Two police and 17 others were injured in the ad hoc protest which grew to between 300 and 400 people, and started at Sydney Town Hall then marched on the U.S. consulate, about a kilometre away before clashes with 200 police spread throughout the city’s central business district and Hyde Park. CCTV footage is being viewed to find other ringleaders.
Women, children and families were part of the protest, which was organized via text message and social media, with one young boy among a number of protestors photographed holding banners which read “Behead those who insult Islam.”
Questioned about those signs one unnamed protestor told ABC Television “ It wasn’t for the police commissioner, it was for the individual who made the movie.”
The text messages which reportedly called people to rally against the film, which has fuelled violence throughout Muslim communities in the Middle East and Africa, read "we must act now" to "defend the Prophet's honour."

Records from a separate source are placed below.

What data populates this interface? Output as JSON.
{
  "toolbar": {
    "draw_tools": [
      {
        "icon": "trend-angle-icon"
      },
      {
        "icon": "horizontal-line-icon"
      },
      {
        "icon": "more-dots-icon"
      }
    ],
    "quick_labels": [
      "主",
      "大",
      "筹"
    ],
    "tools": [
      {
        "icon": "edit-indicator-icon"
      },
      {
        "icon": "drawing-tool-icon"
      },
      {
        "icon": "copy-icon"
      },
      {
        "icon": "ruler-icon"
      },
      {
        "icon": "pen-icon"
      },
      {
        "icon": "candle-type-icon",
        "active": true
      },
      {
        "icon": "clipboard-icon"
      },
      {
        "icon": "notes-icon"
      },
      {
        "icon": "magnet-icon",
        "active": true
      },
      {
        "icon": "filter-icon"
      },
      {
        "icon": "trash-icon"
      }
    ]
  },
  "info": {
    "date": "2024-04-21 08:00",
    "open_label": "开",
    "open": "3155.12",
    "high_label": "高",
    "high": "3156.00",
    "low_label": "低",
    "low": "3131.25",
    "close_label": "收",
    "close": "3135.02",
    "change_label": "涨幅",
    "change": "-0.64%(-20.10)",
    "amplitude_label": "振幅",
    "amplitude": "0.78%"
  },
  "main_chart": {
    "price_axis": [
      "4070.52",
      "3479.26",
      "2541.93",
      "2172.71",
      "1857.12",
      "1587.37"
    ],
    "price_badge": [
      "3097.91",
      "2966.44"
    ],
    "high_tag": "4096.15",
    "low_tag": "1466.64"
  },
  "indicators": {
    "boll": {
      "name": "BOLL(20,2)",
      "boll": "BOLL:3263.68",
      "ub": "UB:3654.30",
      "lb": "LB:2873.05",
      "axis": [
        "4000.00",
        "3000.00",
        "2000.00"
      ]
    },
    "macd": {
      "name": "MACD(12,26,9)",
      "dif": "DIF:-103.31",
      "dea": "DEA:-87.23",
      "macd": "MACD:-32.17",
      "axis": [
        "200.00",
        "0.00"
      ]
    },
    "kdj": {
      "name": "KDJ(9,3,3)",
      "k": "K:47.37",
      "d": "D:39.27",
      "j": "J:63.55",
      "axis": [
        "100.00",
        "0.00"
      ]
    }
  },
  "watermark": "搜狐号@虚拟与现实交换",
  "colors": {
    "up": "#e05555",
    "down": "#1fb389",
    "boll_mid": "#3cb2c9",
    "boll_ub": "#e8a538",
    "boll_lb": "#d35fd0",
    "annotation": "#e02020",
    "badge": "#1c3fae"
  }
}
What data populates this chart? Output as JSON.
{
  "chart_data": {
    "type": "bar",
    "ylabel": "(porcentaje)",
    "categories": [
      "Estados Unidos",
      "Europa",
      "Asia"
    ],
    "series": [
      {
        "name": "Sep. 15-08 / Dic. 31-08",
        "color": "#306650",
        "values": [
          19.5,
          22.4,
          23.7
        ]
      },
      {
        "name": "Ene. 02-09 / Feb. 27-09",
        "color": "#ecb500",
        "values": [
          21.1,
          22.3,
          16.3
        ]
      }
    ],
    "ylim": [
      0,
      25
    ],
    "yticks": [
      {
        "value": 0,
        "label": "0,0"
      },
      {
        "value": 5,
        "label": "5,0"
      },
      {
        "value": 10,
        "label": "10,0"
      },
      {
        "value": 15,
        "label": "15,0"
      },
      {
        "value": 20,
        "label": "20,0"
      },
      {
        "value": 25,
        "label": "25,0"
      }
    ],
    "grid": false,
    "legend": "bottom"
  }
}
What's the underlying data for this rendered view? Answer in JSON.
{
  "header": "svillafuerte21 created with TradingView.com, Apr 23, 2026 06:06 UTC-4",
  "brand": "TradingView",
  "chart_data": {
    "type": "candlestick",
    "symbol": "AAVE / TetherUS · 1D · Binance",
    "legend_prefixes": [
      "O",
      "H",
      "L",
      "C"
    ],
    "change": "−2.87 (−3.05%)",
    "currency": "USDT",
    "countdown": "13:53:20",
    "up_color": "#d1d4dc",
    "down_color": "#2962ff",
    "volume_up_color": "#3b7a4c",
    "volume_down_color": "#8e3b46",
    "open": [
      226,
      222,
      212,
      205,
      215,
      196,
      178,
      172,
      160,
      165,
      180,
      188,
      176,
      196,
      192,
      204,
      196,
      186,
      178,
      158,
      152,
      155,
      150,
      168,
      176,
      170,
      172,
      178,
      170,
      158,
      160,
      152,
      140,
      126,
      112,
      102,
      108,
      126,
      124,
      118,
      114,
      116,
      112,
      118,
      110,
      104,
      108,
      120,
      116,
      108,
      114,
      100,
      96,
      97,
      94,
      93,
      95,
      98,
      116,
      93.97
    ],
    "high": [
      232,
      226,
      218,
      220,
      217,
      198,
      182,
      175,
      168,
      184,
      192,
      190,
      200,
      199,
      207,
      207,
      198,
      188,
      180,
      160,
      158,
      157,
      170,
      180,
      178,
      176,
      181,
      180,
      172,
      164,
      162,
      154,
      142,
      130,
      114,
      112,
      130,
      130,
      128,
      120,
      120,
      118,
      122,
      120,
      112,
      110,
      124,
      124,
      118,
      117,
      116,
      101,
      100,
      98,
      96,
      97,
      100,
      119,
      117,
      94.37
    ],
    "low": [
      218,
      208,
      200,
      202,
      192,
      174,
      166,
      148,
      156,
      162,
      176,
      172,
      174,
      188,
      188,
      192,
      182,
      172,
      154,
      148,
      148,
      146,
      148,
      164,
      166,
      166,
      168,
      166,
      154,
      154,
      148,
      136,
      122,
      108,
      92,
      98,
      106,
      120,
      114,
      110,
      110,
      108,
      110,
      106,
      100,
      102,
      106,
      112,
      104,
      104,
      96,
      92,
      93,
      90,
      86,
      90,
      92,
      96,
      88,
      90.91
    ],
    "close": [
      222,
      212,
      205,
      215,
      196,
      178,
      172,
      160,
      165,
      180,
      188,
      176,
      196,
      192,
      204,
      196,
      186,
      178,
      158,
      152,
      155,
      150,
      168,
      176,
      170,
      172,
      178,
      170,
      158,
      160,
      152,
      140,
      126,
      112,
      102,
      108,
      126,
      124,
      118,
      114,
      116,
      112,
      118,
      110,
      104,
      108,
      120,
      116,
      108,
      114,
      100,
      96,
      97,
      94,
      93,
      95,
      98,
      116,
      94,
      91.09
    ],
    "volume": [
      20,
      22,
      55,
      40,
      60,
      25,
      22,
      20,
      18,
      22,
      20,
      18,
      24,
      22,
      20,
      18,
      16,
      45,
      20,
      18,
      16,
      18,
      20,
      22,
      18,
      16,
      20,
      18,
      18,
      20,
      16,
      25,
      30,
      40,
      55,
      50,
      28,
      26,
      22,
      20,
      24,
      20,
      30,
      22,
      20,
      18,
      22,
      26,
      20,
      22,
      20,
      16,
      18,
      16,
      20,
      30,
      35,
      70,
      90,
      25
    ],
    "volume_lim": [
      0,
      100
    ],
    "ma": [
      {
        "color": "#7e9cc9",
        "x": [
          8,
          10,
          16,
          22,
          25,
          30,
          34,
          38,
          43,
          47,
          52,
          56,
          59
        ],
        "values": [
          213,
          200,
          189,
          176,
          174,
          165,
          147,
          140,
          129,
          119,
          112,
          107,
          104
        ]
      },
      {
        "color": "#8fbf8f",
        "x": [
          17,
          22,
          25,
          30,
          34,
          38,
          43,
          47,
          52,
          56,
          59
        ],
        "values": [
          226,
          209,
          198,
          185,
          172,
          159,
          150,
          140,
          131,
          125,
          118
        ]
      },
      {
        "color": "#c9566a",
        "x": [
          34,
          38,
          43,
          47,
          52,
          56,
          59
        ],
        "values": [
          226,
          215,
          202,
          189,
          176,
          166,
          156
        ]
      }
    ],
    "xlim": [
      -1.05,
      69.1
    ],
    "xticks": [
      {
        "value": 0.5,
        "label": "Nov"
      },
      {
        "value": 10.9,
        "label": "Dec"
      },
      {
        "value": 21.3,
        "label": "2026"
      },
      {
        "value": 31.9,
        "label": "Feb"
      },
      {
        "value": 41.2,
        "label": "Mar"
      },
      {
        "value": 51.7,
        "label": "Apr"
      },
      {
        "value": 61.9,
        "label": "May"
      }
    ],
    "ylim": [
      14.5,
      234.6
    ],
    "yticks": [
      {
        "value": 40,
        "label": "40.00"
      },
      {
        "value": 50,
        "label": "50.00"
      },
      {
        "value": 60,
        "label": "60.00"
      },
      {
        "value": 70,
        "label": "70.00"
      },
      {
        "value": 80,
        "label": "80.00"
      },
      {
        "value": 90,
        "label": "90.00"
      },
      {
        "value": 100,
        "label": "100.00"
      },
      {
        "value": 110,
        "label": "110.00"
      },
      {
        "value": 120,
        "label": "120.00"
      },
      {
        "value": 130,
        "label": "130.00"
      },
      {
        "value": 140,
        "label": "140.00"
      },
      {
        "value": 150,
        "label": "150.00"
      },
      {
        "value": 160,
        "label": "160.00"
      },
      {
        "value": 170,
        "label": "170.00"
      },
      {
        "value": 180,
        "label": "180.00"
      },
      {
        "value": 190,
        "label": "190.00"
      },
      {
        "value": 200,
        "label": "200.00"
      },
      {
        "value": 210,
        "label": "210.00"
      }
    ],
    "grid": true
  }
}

The Sydney Morning Herald reported Monday that angry Muslim community members had tipped off the police to the rally.
NSW Police commissioner Andrew Scipione said: "Many of them were sent to us by people within the community who were outraged by what they were receiving on their SMS system or on their Facebook page and so they brought them to our attention.”
Muslim community leaders denounced the protest on Sunday.
Samir Dandan of the Lebanese Muslim Association said the violent scenes were “outside the normal behaviour of any Muslim.”
Youth leader Kurnada Sevit of the Forum on Australian Islamic Relations said the rally was “disorganized, uncontrolled and a free for all,” which was why he decided not to attend.
Australian Foreign Minister Bob Carr said Monday the violence in the protest was the work of a “lunatic fringe.”
"It's a more nuanced story and we've got to think about the hurt and the pain of Australian Muslims, loyal Australians, when they saw that stupid and dangerous and repugnant lunatic fringe - 100 of them, a mere 100 of them - on Saturday night's TV," Senator Carr told ABC radio.
United States Ambassador in Australia, Jeffrey Bleich, thanked police for protecting the embassy on Saturday and said it was "business as usual" today.
He would not say if security had been beefed up for him or his staff in the wake of the international violence, sparked by the online video.
"I was particularly heartened by the overwhelming outpouring of support that came for America in the aftermath," he told reporters here.